La justice européenne a estimé, ce mardi 30 mai, que le volet sur le système de règlement des litiges entre firmes et États prévu dans l’accord de libre échange entre l’UE et le Canada était conforme au droit européen.

C’est fait. La Cour de justice de l’Union européenne (CJUE) a donné son feu vert au chapitre le plus controversé de l’accord de libre-échange entre l’Union européenne (UE) et le Canada (CETA), en validant le système de règlement des litiges entre firmes et États (Investment Court System, ICS).
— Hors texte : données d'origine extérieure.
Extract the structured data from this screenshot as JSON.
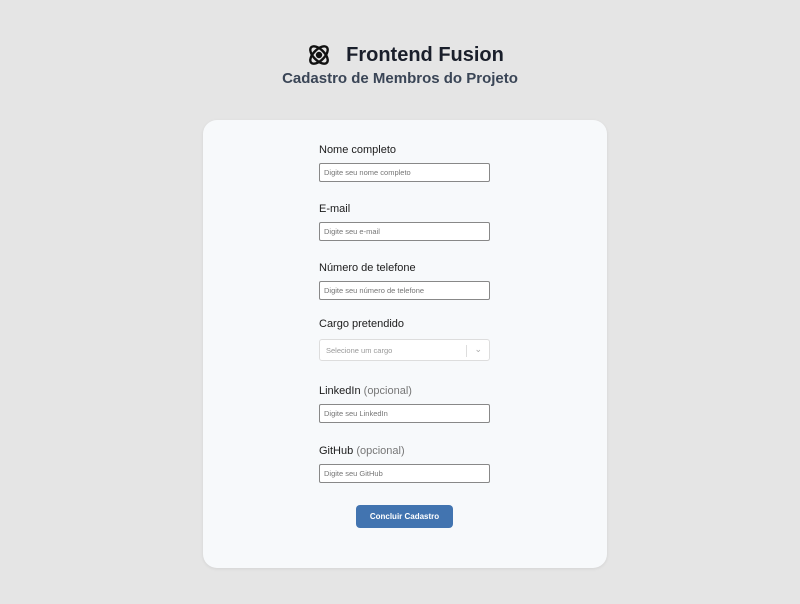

A l’automne 2016, la Wallonie, région francophone belge, par l’intermédiaire de son ministre-président Paul Magnette (socialiste), s’était battue becs et ongles contre cette mesure inclue dans le CETA, bloquant la signature de l’accord par l’UE. En cause, la crainte que ce mécanisme d’arbitrage octroie un pouvoir trop important aux multinationales sur les choix légitimes des Etats en matière de santé ou d’environnement.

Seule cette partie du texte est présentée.